In 2018 just 43% of N shareholders voted in favour of Naspers’s remuneration policy, way short of the average level of backing for most JSE-listed executives. But this dismal showing was a considerable improvement on 2017, when just 24.1% backed the remuneration policy.
Shareholders might want to see more than a $2m trading profit in just one of the group’s divisions before they embrace generous payments to the top executives. It was encouraging to see Naspers’s classifieds division turn a 2018 $114m trading loss into a $2m trading profit in 2019, but all the other divisions are still in negative territory.
So it might be a little early for the remuneration committee to ask shareholders to approve a 30% hike in the value of Van Dijk’s long-term incentives to $13.65m (the AGM is set for August 23). Of course, with the high-voting A shares in the bag the committee doesn’t really have to worry about how the N shareholders vote.

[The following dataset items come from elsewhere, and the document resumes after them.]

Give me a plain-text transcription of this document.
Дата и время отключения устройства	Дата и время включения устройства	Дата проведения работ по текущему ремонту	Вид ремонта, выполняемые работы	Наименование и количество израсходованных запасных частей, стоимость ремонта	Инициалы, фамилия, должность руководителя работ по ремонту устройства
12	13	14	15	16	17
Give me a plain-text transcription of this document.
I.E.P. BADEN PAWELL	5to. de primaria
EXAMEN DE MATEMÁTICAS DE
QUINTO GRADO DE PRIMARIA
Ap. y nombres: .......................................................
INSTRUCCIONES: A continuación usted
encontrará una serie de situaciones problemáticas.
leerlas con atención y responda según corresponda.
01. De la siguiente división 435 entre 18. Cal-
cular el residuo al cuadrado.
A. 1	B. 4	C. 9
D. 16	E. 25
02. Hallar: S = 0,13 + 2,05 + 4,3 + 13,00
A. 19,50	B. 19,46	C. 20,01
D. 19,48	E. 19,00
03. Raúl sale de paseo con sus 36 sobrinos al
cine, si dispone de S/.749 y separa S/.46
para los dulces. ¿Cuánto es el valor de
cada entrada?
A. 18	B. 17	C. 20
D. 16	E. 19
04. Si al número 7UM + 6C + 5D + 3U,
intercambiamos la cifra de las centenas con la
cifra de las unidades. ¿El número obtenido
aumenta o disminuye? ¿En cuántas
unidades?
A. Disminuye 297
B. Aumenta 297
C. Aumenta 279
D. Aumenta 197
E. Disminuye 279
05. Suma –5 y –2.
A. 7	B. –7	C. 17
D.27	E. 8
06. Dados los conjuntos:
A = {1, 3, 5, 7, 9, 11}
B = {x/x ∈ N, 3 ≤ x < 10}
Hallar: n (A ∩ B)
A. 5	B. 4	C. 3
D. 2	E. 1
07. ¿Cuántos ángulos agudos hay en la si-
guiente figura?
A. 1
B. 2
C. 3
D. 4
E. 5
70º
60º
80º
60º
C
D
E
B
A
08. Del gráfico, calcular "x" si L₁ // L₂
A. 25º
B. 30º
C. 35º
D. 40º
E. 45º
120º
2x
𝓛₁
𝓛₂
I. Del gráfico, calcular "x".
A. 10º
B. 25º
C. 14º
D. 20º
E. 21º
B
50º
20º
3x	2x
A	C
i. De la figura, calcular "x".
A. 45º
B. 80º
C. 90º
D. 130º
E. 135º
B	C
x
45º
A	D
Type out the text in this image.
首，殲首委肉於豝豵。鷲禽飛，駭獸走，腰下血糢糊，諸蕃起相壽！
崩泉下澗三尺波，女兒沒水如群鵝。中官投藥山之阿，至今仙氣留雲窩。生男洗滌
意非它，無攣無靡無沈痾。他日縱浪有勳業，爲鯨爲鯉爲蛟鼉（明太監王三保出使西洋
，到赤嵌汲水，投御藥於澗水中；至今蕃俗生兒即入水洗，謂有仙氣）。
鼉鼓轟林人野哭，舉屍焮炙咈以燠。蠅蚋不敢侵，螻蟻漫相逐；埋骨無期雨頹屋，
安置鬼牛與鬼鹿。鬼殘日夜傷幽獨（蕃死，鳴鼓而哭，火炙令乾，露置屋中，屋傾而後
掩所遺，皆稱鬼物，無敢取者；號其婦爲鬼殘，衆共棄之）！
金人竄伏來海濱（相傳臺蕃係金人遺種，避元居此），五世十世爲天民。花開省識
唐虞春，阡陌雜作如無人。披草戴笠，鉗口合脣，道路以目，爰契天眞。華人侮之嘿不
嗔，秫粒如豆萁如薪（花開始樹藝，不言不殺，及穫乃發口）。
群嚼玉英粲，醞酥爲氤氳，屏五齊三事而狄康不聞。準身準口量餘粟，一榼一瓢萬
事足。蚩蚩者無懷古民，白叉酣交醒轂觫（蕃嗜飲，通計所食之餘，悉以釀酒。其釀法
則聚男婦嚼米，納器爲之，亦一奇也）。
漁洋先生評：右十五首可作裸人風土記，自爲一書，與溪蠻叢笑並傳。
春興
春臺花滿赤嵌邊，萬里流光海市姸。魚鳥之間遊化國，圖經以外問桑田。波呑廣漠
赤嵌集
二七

N shares have one vote per share and are listed on the JSE. Unlisted A shares have 1,000 votes per share but insignificant economic participation.
This means the plan to introduce a third long-term incentive for Van Dijk and his top colleagues is essentially a done deal. The new performance share unit incentive "allows us to further strengthen our pay-for-performance approach and create an even stronger alignment between shareholder outcomes and executive pay", says the remuneration committee with apparently no sense of irony.
The reality is that for the past several years and for the foreseeable future there has been no (and will be little) alignment between executive pay and "shareholder outcomes". The Naspers share price is all about Tencent.
This means shareholders are likely to reverse their support for the remuneration policy this year. Yes, shareholders were concerned there was no link between performance and pay, but they were hoping the existing incentives would be tweaked to create that link — not that a whole new incentive, worth a possible $6m in 2020 alone, would be added. Making matters worse is the lack of clarity on what the performance hurdles actually involve.
Asief Mohamed of Aeon Investment Management welcomes the improved disclosure in this year’s remuneration report but is concerned about the ease with which the two executive directors can achieve whatever targets are set.
"And, as usual, the amounts involved are excessive," says Mohamed.